May 18, 2013  |    |  Weather Radios

The difference between a tornado warning and tornado watch is more than just the colors that represent them in the corner of a television screen.  Knowing when the possibility of a tornado exists and when one is imminent will help keep you and your family safer.

Tornado watches are issued when weather conditions are ripe for developing tornadoes, but one has not been spotted. Certain atmospheric conditions are favorable for strong storm development, which may produce tornadoes. Stay tuned to local news and weather sources for the latest information and be sure your weather alert radio is nearby.

When a tornado or severe thunderstorm watch is issued, take a few minutes  to make sure your emergency preparedness kit is stocked and ready.
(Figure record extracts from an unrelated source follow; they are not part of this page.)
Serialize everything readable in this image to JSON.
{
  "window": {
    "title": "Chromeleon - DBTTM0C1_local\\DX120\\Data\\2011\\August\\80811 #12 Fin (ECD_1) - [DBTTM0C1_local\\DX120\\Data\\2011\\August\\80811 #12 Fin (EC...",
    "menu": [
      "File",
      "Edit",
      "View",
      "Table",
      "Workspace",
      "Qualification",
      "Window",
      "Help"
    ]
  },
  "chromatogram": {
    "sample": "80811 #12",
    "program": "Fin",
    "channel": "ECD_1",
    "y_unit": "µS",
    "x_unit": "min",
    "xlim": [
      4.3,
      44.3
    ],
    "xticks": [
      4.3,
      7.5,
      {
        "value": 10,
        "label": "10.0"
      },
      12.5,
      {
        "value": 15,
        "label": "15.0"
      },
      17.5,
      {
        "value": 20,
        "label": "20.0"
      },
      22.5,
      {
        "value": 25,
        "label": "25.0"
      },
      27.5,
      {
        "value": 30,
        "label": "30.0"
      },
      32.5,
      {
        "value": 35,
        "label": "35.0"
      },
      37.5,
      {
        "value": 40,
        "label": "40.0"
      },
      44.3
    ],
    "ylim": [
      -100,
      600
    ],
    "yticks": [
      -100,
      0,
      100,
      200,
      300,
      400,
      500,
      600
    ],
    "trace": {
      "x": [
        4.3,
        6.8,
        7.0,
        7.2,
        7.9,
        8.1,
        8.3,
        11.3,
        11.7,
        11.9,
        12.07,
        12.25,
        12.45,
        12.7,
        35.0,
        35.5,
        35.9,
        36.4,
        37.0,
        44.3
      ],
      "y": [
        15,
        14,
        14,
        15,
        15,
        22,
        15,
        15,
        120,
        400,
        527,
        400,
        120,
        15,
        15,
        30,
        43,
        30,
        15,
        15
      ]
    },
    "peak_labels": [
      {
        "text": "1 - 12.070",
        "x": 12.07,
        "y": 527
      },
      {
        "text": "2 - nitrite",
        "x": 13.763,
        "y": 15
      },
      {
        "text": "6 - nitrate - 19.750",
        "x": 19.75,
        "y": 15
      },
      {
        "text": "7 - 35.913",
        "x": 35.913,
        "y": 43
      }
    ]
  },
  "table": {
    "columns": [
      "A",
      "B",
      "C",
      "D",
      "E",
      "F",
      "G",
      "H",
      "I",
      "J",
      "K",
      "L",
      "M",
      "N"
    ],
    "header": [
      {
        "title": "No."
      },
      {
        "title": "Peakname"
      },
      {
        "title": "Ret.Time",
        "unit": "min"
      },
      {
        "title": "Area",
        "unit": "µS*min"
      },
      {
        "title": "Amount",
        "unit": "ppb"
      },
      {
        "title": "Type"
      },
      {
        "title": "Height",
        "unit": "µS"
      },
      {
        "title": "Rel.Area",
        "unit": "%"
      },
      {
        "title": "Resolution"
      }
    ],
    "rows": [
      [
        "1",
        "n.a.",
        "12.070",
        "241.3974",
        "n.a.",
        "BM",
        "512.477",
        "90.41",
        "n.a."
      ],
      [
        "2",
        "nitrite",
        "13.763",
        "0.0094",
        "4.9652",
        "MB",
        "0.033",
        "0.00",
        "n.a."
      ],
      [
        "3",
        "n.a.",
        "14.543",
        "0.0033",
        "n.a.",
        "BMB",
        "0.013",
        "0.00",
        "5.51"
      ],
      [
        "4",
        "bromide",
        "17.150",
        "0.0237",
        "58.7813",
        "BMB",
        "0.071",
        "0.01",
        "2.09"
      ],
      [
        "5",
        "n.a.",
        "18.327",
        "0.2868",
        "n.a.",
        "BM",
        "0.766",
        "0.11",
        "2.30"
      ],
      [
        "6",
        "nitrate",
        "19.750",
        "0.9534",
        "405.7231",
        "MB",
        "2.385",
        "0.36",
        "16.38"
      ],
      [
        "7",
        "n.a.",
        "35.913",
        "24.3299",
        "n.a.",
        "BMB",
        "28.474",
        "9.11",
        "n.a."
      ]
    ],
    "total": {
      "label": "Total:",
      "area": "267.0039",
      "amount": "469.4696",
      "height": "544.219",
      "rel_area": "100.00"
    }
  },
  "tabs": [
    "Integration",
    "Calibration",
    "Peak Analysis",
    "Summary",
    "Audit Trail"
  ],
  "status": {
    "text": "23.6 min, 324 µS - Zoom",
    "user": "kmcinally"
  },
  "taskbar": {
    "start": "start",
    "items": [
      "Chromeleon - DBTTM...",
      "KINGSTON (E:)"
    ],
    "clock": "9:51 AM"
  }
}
It’s also a good time to review your family’s emergency plan and prepare your shelter area with protective coverings such as blankets, mattresses and helmets in case a warning is issued for your location.

Tornado warnings are issued when a tornado is occurring or about to occur. When Doppler radar indicates a warning, strong rotation is happening within the storm and a tornado may touch down at any moment. Warnings may also be issued when funnel clouds are spotted or eyewitnesses report a tornado on the ground.

Remember: All warnings should be taken seriously.  Even when the warning is issued based on Doppler radar data, a tornado might already be on the ground. You should take cover immediately whenever a tornado warning is issued for your area and remain in your safe spot until the warning is officially lifted.

Where that safe place is depends on where you are at the time the tornado warning is issued. When you’re in a public building, head toward the designated storm shelter. There may or may not be signs posted so be prepared to find it without help. If you’re at home, take cover in the basement away from walls and windows or an interior room on the lowest floor away from windows and doors. Exit cars, trailers or mobile homes and find the nearest sturdy building. If you can’t find or get to a sturdy shelter, lie down in a low ditch and protect your head as best as you can.

Invest in a battery backup powered weather alert radio for your home or business in case the power goes out or a tornado watch or warning is issued while you’re asleep. If you’re away from home, take a portable NOAA weather alert radio and locate the best shelter near you in case a warning is issued.